Harry Potter and the Sorcerer’s Stone – JK Rowling
The book that spawned a whole new era of magic and shouts of Wingardium Leviosa across the land. We hide out with Harry in the cupboard under the stairs and scowl at the spiteful Malfoy. We bite our nails as Hermione battles a troll and Ron plays the best game of Wizards Chess ever seen at Hogwarts. An enchanting read.
The Cat in the Hat – Dr. Seuss
“I know it is wet and the sun is not sunny, but we can have lots of good fun that is funny.” Who could argue with the cat in the stripy black and white hat? A wonderful book that brings together silliness and adventure.
The Borrowers – Mary Norton
When you can’t find your house keys or the button from your jacket has fallen off do you put it down to forgetfulness or bad luck? Imagine instead that there’s a family of inches-tall people living below your house and they are “borrowing” useful items from you. Meet “The Borrowers” and find out how they survive life as tiny people in a gigantic world.

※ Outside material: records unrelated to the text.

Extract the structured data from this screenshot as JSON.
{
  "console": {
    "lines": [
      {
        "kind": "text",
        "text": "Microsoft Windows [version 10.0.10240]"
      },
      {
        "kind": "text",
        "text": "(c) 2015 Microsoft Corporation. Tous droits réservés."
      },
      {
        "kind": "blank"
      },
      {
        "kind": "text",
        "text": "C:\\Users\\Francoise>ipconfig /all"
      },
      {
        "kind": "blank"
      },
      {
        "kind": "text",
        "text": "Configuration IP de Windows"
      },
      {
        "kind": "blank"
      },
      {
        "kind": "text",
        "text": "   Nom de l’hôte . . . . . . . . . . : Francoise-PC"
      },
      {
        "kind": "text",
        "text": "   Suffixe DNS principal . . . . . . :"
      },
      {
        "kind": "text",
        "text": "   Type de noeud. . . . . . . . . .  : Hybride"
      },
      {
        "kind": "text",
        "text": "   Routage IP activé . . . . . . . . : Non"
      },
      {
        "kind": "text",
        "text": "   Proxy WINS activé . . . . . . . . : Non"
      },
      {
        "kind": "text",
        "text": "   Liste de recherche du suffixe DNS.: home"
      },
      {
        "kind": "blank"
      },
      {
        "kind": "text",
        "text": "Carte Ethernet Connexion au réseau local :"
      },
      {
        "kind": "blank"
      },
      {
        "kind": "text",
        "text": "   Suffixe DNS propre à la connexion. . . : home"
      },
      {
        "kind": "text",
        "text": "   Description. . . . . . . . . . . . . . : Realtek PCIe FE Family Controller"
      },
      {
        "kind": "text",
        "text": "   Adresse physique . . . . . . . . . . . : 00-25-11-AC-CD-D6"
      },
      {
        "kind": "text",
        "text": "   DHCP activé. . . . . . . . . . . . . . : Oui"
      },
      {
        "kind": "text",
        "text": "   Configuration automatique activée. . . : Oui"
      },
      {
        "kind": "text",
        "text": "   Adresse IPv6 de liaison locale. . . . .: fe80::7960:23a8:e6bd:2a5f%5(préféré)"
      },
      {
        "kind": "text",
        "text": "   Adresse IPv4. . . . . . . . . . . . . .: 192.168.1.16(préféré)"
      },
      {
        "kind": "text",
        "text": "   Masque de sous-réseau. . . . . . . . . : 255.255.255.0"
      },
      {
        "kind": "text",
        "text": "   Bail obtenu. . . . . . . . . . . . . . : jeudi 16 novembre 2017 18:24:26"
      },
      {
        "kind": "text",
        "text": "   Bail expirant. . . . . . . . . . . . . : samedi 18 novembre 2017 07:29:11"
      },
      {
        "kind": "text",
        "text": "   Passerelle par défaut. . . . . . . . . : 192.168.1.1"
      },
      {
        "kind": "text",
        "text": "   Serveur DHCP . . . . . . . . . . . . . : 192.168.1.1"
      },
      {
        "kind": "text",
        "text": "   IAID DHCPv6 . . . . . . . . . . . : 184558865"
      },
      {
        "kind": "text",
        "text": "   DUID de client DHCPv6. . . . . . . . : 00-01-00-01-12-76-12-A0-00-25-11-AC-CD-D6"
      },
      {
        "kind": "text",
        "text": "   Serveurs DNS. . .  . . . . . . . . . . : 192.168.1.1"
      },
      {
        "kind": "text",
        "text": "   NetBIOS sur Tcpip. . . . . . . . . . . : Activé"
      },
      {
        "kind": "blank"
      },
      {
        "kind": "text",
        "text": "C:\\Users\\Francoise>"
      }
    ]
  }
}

Charlie and The Chocolate Factory – Roald Dahl
Arguably one of the most entertaining authors of all time, Dahl gave us a tale we won’t forget. We join our hero, the unassuming Charlie Bucket and his excitable grandpa Joe as they win a coveted Golden Ticket and head to meet the crazy Mr Wonka at his wonderous Chocolate Factory. We meet some awful children and a group of small, strange orange men before shooting through the roof in a glass elevator. Amazing storytelling – hard to beat!
Gangsta Granny – David Walliams
The new Dahl on the block, Walliams conjures up a story that’s both laugh out loud funny and endearingly sad. Ben is bored, bored of his ballroom dancing parents and bored of eating cabbage soup at his Grandma’s house. That’s until he uncovers a huge secret and embarks on the adventure of a lifetime, along with his beloved Gran. One to fire the imagination of bored kids everywhere!
Life’s Too Short to Iron – Read A Book Instead
There are so many fabulous books you can share with your child, what are you waiting for? Ironing mountain will still be there tomorrow, but your kid will be a day older and soon they will be far too busy with their own life to read with you!